Um Ensaio de Scalfari sobre a Burguesia

Num livro que publiquei em 1998, Paradoxos da Democracia (Lisboa, Fenda, 1998, 175-179), retomei, no subcapítulo ‘Middle class, uma democracia sem futuro?’, um estimulante ensaio de Scalfari, ‘Meditações sobre o declínio da burguesia’, publicado na Revista MicroMega, 4/1994. Em poucas palavras, a sua ideia era a de que a burguesia estava a perder (ou já tinha mesmo perdido) o seu papel originário de classe geral, regressando a uma visão corporativa da sociedade e pretendendo ela própria interpretar directamente o poder, o que antes não acontecia. É claro que Scalfari tinha em mente o recente caso de Berlusconi e a comparação com os Agnelli – que nunca pretenderam gerir, eles, directamente o Estado – era inevitável. A ideia era a de que a universalidade do Estado não podia ser interpretada por uma concreta classe (ainda que obtivesse  mandato por via electiva) e, por isso, havia que favorecer a representação por parte de instâncias e de protagonistas não ligados directamente ao interesse e ao poder corporativo. De resto, foi assim que nasceu e se consolidou (dos contratualistas a Hegel) o Estado e o direito modernos. A emergência política da middle class  viria a favorecer um movimento social e politicamente fragmentário favorável à reconstrução de uma ‘burguesia de classe’ já não identificada com o chamado ‘interesse geral’ que a burguesia tradicional representou e a seu modo promoveu. Assistiu-se, assim, ao regresso do classismo burguês e à tentativa de acesso directo do grande capital ao poder de Estado. É o caso concreto do acesso ao poder de Berlusconi. Uma bela reflexão, a de Scalfari, a que um dia voltarei.

Uma “Estrutura de Opinião”

O seu la Repubblica era um jornal culto e sofisticado que conseguia ao mesmo tempo ter uma enorme difusão nacional, uma difusão média diária de cerca de 730 mil exemplares, no início dos anos ’90, tendo atingido picos superiores a um milhão. E tudo isto era obra sua, enquanto líder deste excelente projecto jornalístico. Um projecto que Scalfari definia como uma “estrutura de opinião”, um autêntico “jornal de opinião de massas” (Valentini). Em suma, um projecto de centro-esquerda, que não era um quase-partido, como muitos diziam, mas, sim, quase uma ‘universidade popular’ tal era a sua sofisticação, a diversidade de áreas em que intervinha com competência reconhecida e a enorme dimensão de massas que atingiu.

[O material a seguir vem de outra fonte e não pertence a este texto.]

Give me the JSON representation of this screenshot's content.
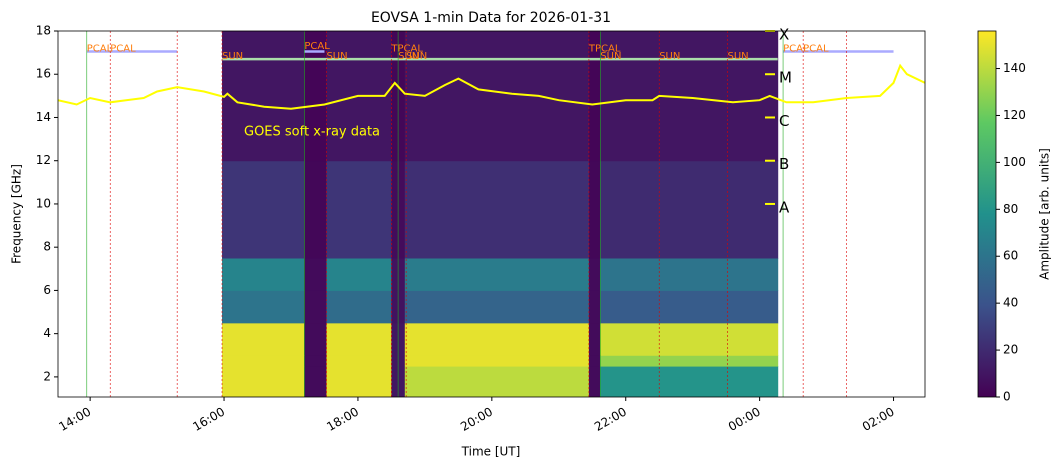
{
  "chart_data": {
    "type": "heatmap",
    "title": "EOVSA 1-min Data for 2026-01-31",
    "xlabel": "Time [UT]",
    "ylabel": "Frequency [GHz]",
    "colorbar_label": "Amplitude [arb. units]",
    "xlim": [
      13.52,
      26.47
    ],
    "ylim": [
      1.07,
      18
    ],
    "zlim": [
      0,
      156
    ],
    "xticks": [
      {
        "value": 14,
        "label": "14:00"
      },
      {
        "value": 16,
        "label": "16:00"
      },
      {
        "value": 18,
        "label": "18:00"
      },
      {
        "value": 20,
        "label": "20:00"
      },
      {
        "value": 22,
        "label": "22:00"
      },
      {
        "value": 24,
        "label": "00:00"
      },
      {
        "value": 26,
        "label": "02:00"
      }
    ],
    "yticks": [
      2,
      4,
      6,
      8,
      10,
      12,
      14,
      16,
      18
    ],
    "cticks": [
      0,
      20,
      40,
      60,
      80,
      100,
      120,
      140
    ],
    "colormap": [
      "#440154",
      "#3b528b",
      "#21918c",
      "#5ec962",
      "#fde725"
    ],
    "x_edges": [
      15.97,
      17.2,
      17.53,
      18.5,
      18.7,
      21.45,
      21.62,
      24.27
    ],
    "y_edges": [
      1.07,
      2.5,
      3,
      4.5,
      6,
      7.5,
      12,
      18
    ],
    "values": [
      [
        150,
        5,
        150,
        10,
        140,
        5,
        80
      ],
      [
        150,
        5,
        150,
        10,
        150,
        5,
        130
      ],
      [
        150,
        5,
        150,
        10,
        150,
        5,
        145
      ],
      [
        60,
        5,
        55,
        8,
        50,
        5,
        45
      ],
      [
        70,
        5,
        70,
        8,
        65,
        5,
        60
      ],
      [
        25,
        3,
        25,
        5,
        22,
        3,
        20
      ],
      [
        10,
        2,
        10,
        3,
        10,
        2,
        10
      ]
    ],
    "scan_bars": [
      {
        "x": [
          13.95,
          15.3
        ],
        "y": 17.05,
        "color": "#aaaaff"
      },
      {
        "x": [
          17.2,
          17.5
        ],
        "y": 17.05,
        "color": "#aaaaff"
      },
      {
        "x": [
          24.35,
          26.0
        ],
        "y": 17.05,
        "color": "#aaaaff"
      },
      {
        "x": [
          15.97,
          24.27
        ],
        "y": 16.7,
        "color": "#aaddaa"
      }
    ],
    "annotations": [
      {
        "label": "PCAL",
        "x": 13.95,
        "y": 17.2
      },
      {
        "label": "PCAL",
        "x": 14.3,
        "y": 17.2
      },
      {
        "label": "SUN",
        "x": 15.97,
        "y": 16.85
      },
      {
        "label": "PCAL",
        "x": 17.2,
        "y": 17.3
      },
      {
        "label": "SUN",
        "x": 17.53,
        "y": 16.85
      },
      {
        "label": "TPCAL",
        "x": 18.5,
        "y": 17.2
      },
      {
        "label": "SUN",
        "x": 18.6,
        "y": 16.85
      },
      {
        "label": "SUN",
        "x": 18.72,
        "y": 16.85
      },
      {
        "label": "TPCAL",
        "x": 21.45,
        "y": 17.2
      },
      {
        "label": "SUN",
        "x": 21.62,
        "y": 16.85
      },
      {
        "label": "SUN",
        "x": 22.5,
        "y": 16.85
      },
      {
        "label": "SUN",
        "x": 23.52,
        "y": 16.85
      },
      {
        "label": "PCAL",
        "x": 24.35,
        "y": 17.2
      },
      {
        "label": "PCAL",
        "x": 24.65,
        "y": 17.2
      }
    ],
    "event_lines": [
      15.3,
      25.3
    ],
    "goes": {
      "label": "GOES soft x-ray data",
      "color": "#ffff00",
      "x": [
        13.52,
        13.8,
        14.0,
        14.3,
        14.8,
        15.0,
        15.3,
        15.7,
        16.0,
        16.05,
        16.2,
        16.6,
        17.0,
        17.5,
        18.0,
        18.4,
        18.55,
        18.7,
        19.0,
        19.3,
        19.5,
        19.8,
        20.3,
        20.7,
        21.0,
        21.5,
        22.0,
        22.4,
        22.5,
        23.0,
        23.6,
        24.0,
        24.15,
        24.4,
        24.8,
        25.3,
        25.8,
        26.0,
        26.1,
        26.2,
        26.47
      ],
      "values": [
        14.8,
        14.6,
        14.9,
        14.7,
        14.9,
        15.2,
        15.4,
        15.2,
        14.95,
        15.1,
        14.7,
        14.5,
        14.4,
        14.6,
        15.0,
        15.0,
        15.6,
        15.1,
        15.0,
        15.5,
        15.8,
        15.3,
        15.1,
        15.0,
        14.8,
        14.6,
        14.8,
        14.8,
        15.0,
        14.9,
        14.7,
        14.8,
        15.0,
        14.7,
        14.7,
        14.9,
        15.0,
        15.6,
        16.4,
        16.0,
        15.6
      ],
      "levels": [
        {
          "label": "X",
          "y": 18
        },
        {
          "label": "M",
          "y": 16
        },
        {
          "label": "C",
          "y": 14
        },
        {
          "label": "B",
          "y": 12
        },
        {
          "label": "A",
          "y": 10
        }
      ]
    }
  }
}
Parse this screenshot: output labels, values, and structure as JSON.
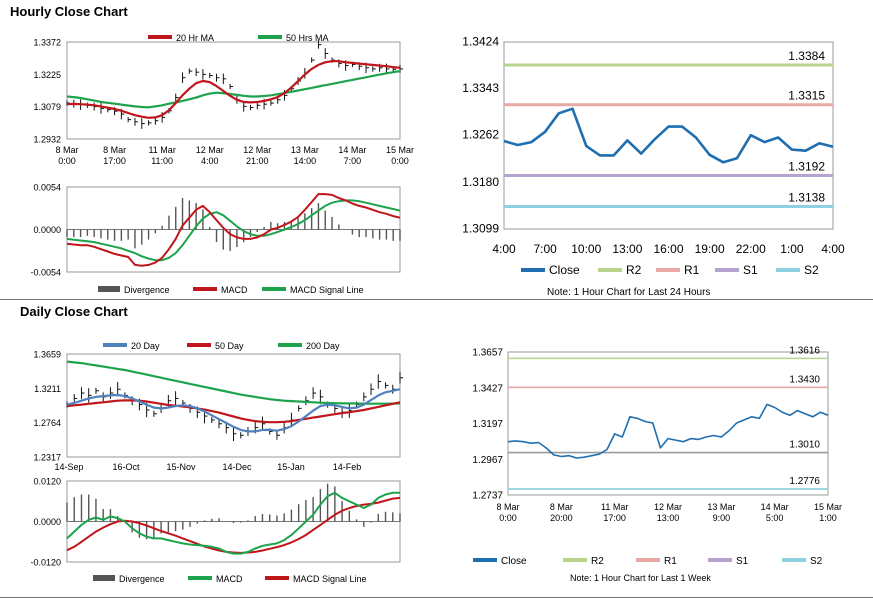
{
  "hourly": {
    "title": "Hourly Close Chart",
    "note": "Note: 1 Hour Chart for Last 24 Hours"
  },
  "daily": {
    "title": "Daily Close Chart",
    "note": "Note: 1 Hour Chart for Last 1 Week"
  },
  "chart_data": [
    {
      "id": "hourly-price",
      "type": "line",
      "legend": [
        "20 Hr MA",
        "50 Hrs MA"
      ],
      "yticks": [
        "1.3372",
        "1.3225",
        "1.3079",
        "1.2932"
      ],
      "ylim": [
        1.2932,
        1.3372
      ],
      "xticks": [
        [
          "8 Mar",
          "0:00"
        ],
        [
          "8 Mar",
          "17:00"
        ],
        [
          "11 Mar",
          "11:00"
        ],
        [
          "12 Mar",
          "4:00"
        ],
        [
          "12 Mar",
          "21:00"
        ],
        [
          "13 Mar",
          "14:00"
        ],
        [
          "14 Mar",
          "7:00"
        ],
        [
          "15 Mar",
          "0:00"
        ]
      ],
      "series": [
        {
          "name": "Close",
          "values": [
            1.3095,
            1.3092,
            1.3088,
            1.3085,
            1.3079,
            1.3071,
            1.3065,
            1.3058,
            1.3045,
            1.302,
            1.301,
            1.3002,
            1.3005,
            1.3015,
            1.303,
            1.306,
            1.312,
            1.321,
            1.324,
            1.3235,
            1.3225,
            1.322,
            1.321,
            1.3205,
            1.317,
            1.311,
            1.308,
            1.3075,
            1.3085,
            1.309,
            1.3095,
            1.311,
            1.313,
            1.316,
            1.3195,
            1.323,
            1.329,
            1.336,
            1.332,
            1.329,
            1.3275,
            1.3265,
            1.327,
            1.3262,
            1.3255,
            1.325,
            1.3255,
            1.325,
            1.3248,
            1.325
          ]
        },
        {
          "name": "20 Hr MA",
          "values": [
            1.309,
            1.3091,
            1.309,
            1.3088,
            1.3085,
            1.308,
            1.3074,
            1.3068,
            1.306,
            1.305,
            1.304,
            1.3033,
            1.3028,
            1.303,
            1.304,
            1.3062,
            1.3095,
            1.313,
            1.316,
            1.3185,
            1.3195,
            1.319,
            1.3172,
            1.315,
            1.3128,
            1.311,
            1.31,
            1.3098,
            1.31,
            1.3105,
            1.3112,
            1.3122,
            1.314,
            1.3165,
            1.3195,
            1.3225,
            1.325,
            1.3268,
            1.328,
            1.3285,
            1.3285,
            1.328,
            1.3277,
            1.3274,
            1.3271,
            1.3268,
            1.3265,
            1.3262,
            1.3258,
            1.3255
          ]
        },
        {
          "name": "50 Hrs MA",
          "values": [
            1.3125,
            1.3122,
            1.3118,
            1.3112,
            1.3106,
            1.31,
            1.3096,
            1.3092,
            1.3088,
            1.3084,
            1.308,
            1.3077,
            1.3076,
            1.308,
            1.3085,
            1.3092,
            1.3098,
            1.3105,
            1.3112,
            1.312,
            1.313,
            1.3138,
            1.3142,
            1.314,
            1.3136,
            1.3132,
            1.3128,
            1.3125,
            1.3125,
            1.3127,
            1.313,
            1.3135,
            1.314,
            1.3146,
            1.3152,
            1.3158,
            1.3164,
            1.317,
            1.3176,
            1.3182,
            1.3188,
            1.3194,
            1.32,
            1.3206,
            1.3212,
            1.3218,
            1.3224,
            1.323,
            1.3235,
            1.324
          ]
        }
      ]
    },
    {
      "id": "hourly-macd",
      "type": "line",
      "legend": [
        "Divergence",
        "MACD",
        "MACD Signal Line"
      ],
      "yticks": [
        "0.0054",
        "0.0000",
        "-0.0054"
      ],
      "ylim": [
        -0.0054,
        0.0054
      ],
      "series": [
        {
          "name": "MACD",
          "values": [
            -0.0018,
            -0.0019,
            -0.002,
            -0.002,
            -0.0022,
            -0.0025,
            -0.0028,
            -0.0031,
            -0.0033,
            -0.0035,
            -0.0045,
            -0.0046,
            -0.0045,
            -0.0042,
            -0.0036,
            -0.0025,
            -0.0012,
            0.0005,
            0.0015,
            0.0025,
            0.003,
            0.0022,
            0.0012,
            0.0002,
            -0.0006,
            -0.001,
            -0.0012,
            -0.0012,
            -0.001,
            -0.0006,
            0.0,
            0.0002,
            0.0006,
            0.001,
            0.0016,
            0.0025,
            0.0035,
            0.0045,
            0.0045,
            0.0044,
            0.004,
            0.0037,
            0.0033,
            0.003,
            0.0028,
            0.0025,
            0.0022,
            0.002,
            0.0017,
            0.0015
          ]
        },
        {
          "name": "MACD Signal Line",
          "values": [
            -0.0012,
            -0.0013,
            -0.0014,
            -0.0015,
            -0.0016,
            -0.0018,
            -0.002,
            -0.0022,
            -0.0024,
            -0.0027,
            -0.003,
            -0.0034,
            -0.0037,
            -0.0039,
            -0.0039,
            -0.0036,
            -0.003,
            -0.002,
            -0.0008,
            0.0004,
            0.0014,
            0.002,
            0.0022,
            0.0018,
            0.0011,
            0.0004,
            -0.0002,
            -0.0006,
            -0.0008,
            -0.0008,
            -0.0006,
            -0.0003,
            0.0,
            0.0003,
            0.0007,
            0.0012,
            0.0018,
            0.0024,
            0.003,
            0.0034,
            0.0036,
            0.0037,
            0.0037,
            0.0036,
            0.0034,
            0.0032,
            0.003,
            0.0028,
            0.0026,
            0.0024
          ]
        }
      ]
    },
    {
      "id": "hourly-pivot",
      "type": "line",
      "yticks": [
        "1.3424",
        "1.3343",
        "1.3262",
        "1.3180",
        "1.3099"
      ],
      "ylim": [
        1.3099,
        1.3424
      ],
      "xticks": [
        "4:00",
        "7:00",
        "10:00",
        "13:00",
        "16:00",
        "19:00",
        "22:00",
        "1:00",
        "4:00"
      ],
      "levels": [
        {
          "name": "R2",
          "value": 1.3384,
          "label": "1.3384",
          "color": "#b8d38c"
        },
        {
          "name": "R1",
          "value": 1.3315,
          "label": "1.3315",
          "color": "#e9a8a4"
        },
        {
          "name": "S1",
          "value": 1.3192,
          "label": "1.3192",
          "color": "#b7a3cf"
        },
        {
          "name": "S2",
          "value": 1.3138,
          "label": "1.3138",
          "color": "#8ed0e0"
        }
      ],
      "legend": [
        "Close",
        "R2",
        "R1",
        "S1",
        "S2"
      ],
      "series": [
        {
          "name": "Close",
          "values": [
            1.3252,
            1.3245,
            1.325,
            1.3268,
            1.33,
            1.3308,
            1.3243,
            1.3227,
            1.3227,
            1.3253,
            1.323,
            1.3255,
            1.3277,
            1.3277,
            1.3258,
            1.3228,
            1.3215,
            1.3222,
            1.3262,
            1.325,
            1.3258,
            1.3237,
            1.3235,
            1.3248,
            1.3242
          ]
        }
      ]
    },
    {
      "id": "daily-price",
      "type": "line",
      "legend": [
        "20 Day",
        "50 Day",
        "200 Day"
      ],
      "yticks": [
        "1.3659",
        "1.3211",
        "1.2764",
        "1.2317"
      ],
      "ylim": [
        1.2317,
        1.3659
      ],
      "xticks": [
        "14-Sep",
        "16-Oct",
        "15-Nov",
        "14-Dec",
        "15-Jan",
        "14-Feb"
      ],
      "series": [
        {
          "name": "Close",
          "values": [
            1.3,
            1.308,
            1.315,
            1.312,
            1.318,
            1.31,
            1.315,
            1.32,
            1.312,
            1.305,
            1.3,
            1.293,
            1.288,
            1.295,
            1.305,
            1.308,
            1.302,
            1.295,
            1.29,
            1.285,
            1.28,
            1.275,
            1.27,
            1.262,
            1.26,
            1.265,
            1.27,
            1.275,
            1.265,
            1.26,
            1.27,
            1.28,
            1.295,
            1.305,
            1.315,
            1.31,
            1.3,
            1.295,
            1.29,
            1.292,
            1.3,
            1.31,
            1.32,
            1.33,
            1.325,
            1.32,
            1.335
          ]
        },
        {
          "name": "20 Day",
          "values": [
            1.3,
            1.302,
            1.305,
            1.308,
            1.31,
            1.311,
            1.312,
            1.3125,
            1.311,
            1.308,
            1.304,
            1.3,
            1.296,
            1.295,
            1.296,
            1.298,
            1.299,
            1.298,
            1.295,
            1.291,
            1.286,
            1.281,
            1.276,
            1.271,
            1.267,
            1.265,
            1.265,
            1.267,
            1.267,
            1.266,
            1.268,
            1.272,
            1.278,
            1.285,
            1.292,
            1.298,
            1.3,
            1.299,
            1.297,
            1.295,
            1.296,
            1.3,
            1.306,
            1.312,
            1.316,
            1.318,
            1.32
          ]
        },
        {
          "name": "50 Day",
          "values": [
            1.298,
            1.299,
            1.3,
            1.301,
            1.302,
            1.303,
            1.304,
            1.305,
            1.3055,
            1.3055,
            1.305,
            1.304,
            1.3025,
            1.301,
            1.2995,
            1.2985,
            1.2975,
            1.2965,
            1.295,
            1.2935,
            1.2915,
            1.2895,
            1.287,
            1.2845,
            1.282,
            1.28,
            1.2785,
            1.2775,
            1.277,
            1.277,
            1.2775,
            1.2785,
            1.28,
            1.2815,
            1.283,
            1.2845,
            1.286,
            1.2875,
            1.289,
            1.29,
            1.2915,
            1.293,
            1.295,
            1.297,
            1.299,
            1.301,
            1.303
          ]
        },
        {
          "name": "200 Day",
          "values": [
            1.356,
            1.355,
            1.354,
            1.3525,
            1.351,
            1.3495,
            1.348,
            1.3465,
            1.345,
            1.343,
            1.341,
            1.339,
            1.337,
            1.335,
            1.333,
            1.331,
            1.329,
            1.327,
            1.325,
            1.323,
            1.321,
            1.319,
            1.317,
            1.315,
            1.313,
            1.3115,
            1.31,
            1.3085,
            1.307,
            1.306,
            1.305,
            1.3045,
            1.304,
            1.3035,
            1.303,
            1.3025,
            1.302,
            1.3018,
            1.3016,
            1.3015,
            1.3014,
            1.3013,
            1.3012,
            1.3012,
            1.3012,
            1.3013,
            1.3015
          ]
        }
      ]
    },
    {
      "id": "daily-macd",
      "type": "line",
      "legend": [
        "Divergence",
        "MACD",
        "MACD Signal Line"
      ],
      "yticks": [
        "0.0120",
        "0.0000",
        "-0.0120"
      ],
      "ylim": [
        -0.012,
        0.012
      ],
      "series": [
        {
          "name": "MACD",
          "values": [
            -0.005,
            -0.003,
            -0.001,
            0.0005,
            0.0012,
            0.0005,
            0.0015,
            0.001,
            0.0,
            -0.002,
            -0.0035,
            -0.0045,
            -0.005,
            -0.005,
            -0.0055,
            -0.006,
            -0.0065,
            -0.0068,
            -0.007,
            -0.0072,
            -0.0075,
            -0.008,
            -0.009,
            -0.0095,
            -0.0095,
            -0.009,
            -0.008,
            -0.0072,
            -0.0068,
            -0.0065,
            -0.0055,
            -0.004,
            -0.002,
            0.0,
            0.002,
            0.005,
            0.0075,
            0.0085,
            0.007,
            0.006,
            0.005,
            0.004,
            0.005,
            0.007,
            0.008,
            0.0085,
            0.0085
          ]
        },
        {
          "name": "MACD Signal Line",
          "values": [
            -0.0085,
            -0.0075,
            -0.006,
            -0.0045,
            -0.003,
            -0.0018,
            -0.0008,
            0.0,
            0.0002,
            0.0,
            -0.0005,
            -0.0012,
            -0.002,
            -0.0028,
            -0.0035,
            -0.0042,
            -0.005,
            -0.0058,
            -0.0066,
            -0.0074,
            -0.008,
            -0.0086,
            -0.009,
            -0.0092,
            -0.0093,
            -0.0092,
            -0.009,
            -0.0086,
            -0.0081,
            -0.0076,
            -0.007,
            -0.0062,
            -0.0052,
            -0.004,
            -0.0025,
            -0.001,
            0.0005,
            0.002,
            0.0032,
            0.004,
            0.0046,
            0.005,
            0.0052,
            0.0056,
            0.0062,
            0.0068,
            0.007
          ]
        }
      ]
    },
    {
      "id": "daily-pivot",
      "type": "line",
      "yticks": [
        "1.3657",
        "1.3427",
        "1.3197",
        "1.2967",
        "1.2737"
      ],
      "ylim": [
        1.2737,
        1.3657
      ],
      "xticks": [
        [
          "8 Mar",
          "0:00"
        ],
        [
          "8 Mar",
          "20:00"
        ],
        [
          "11 Mar",
          "17:00"
        ],
        [
          "12 Mar",
          "13:00"
        ],
        [
          "13 Mar",
          "9:00"
        ],
        [
          "14 Mar",
          "5:00"
        ],
        [
          "15 Mar",
          "1:00"
        ]
      ],
      "levels": [
        {
          "name": "R2",
          "value": 1.3616,
          "label": "1.3616",
          "color": "#b8d38c"
        },
        {
          "name": "R1",
          "value": 1.343,
          "label": "1.3430",
          "color": "#e9a8a4"
        },
        {
          "name": "S1",
          "value": 1.301,
          "label": "1.3010",
          "color": "#9a9a9a"
        },
        {
          "name": "S2",
          "value": 1.2776,
          "label": "1.2776",
          "color": "#8ed0e0"
        }
      ],
      "legend": [
        "Close",
        "R2",
        "R1",
        "S1",
        "S2"
      ],
      "series": [
        {
          "name": "Close",
          "values": [
            1.308,
            1.3085,
            1.308,
            1.307,
            1.3075,
            1.304,
            1.2995,
            1.2985,
            1.299,
            1.2975,
            1.298,
            1.299,
            1.3,
            1.303,
            1.313,
            1.311,
            1.324,
            1.323,
            1.321,
            1.32,
            1.304,
            1.31,
            1.309,
            1.308,
            1.31,
            1.3095,
            1.311,
            1.312,
            1.311,
            1.315,
            1.32,
            1.322,
            1.324,
            1.323,
            1.332,
            1.33,
            1.327,
            1.325,
            1.328,
            1.326,
            1.324,
            1.327,
            1.325
          ]
        }
      ]
    }
  ]
}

Obrigado, Eugenio Scalfari

Hoje vivemos tempos em que o modelo deste jornal de Scalfari está em declínio, não só pelo triunfo incontestado do audiovisual, contra a cultura de natureza mais analítica, e pelo dilúvio tablóide que inunda a maior parte dos meios de comunicação, mas também pelo desenvolvimento do digital, da rede e, em particular, pelo aparecimento das redes sociais e da revolução que elas estão a introduzir na opinião pública. Scalfari pertencia a outro tempo e julgo poder caracterizá-lo analogicamente como tempo das Luzes. Um tempo que o seu projecto tão bem soube interpretar. E digo-o com conhecimento de causa e com alguma nostalgia, pois o que agora estamos a viver continua a ser, sim, um tempo de luzes, mas mais o das fugazes luzes da ribalta.”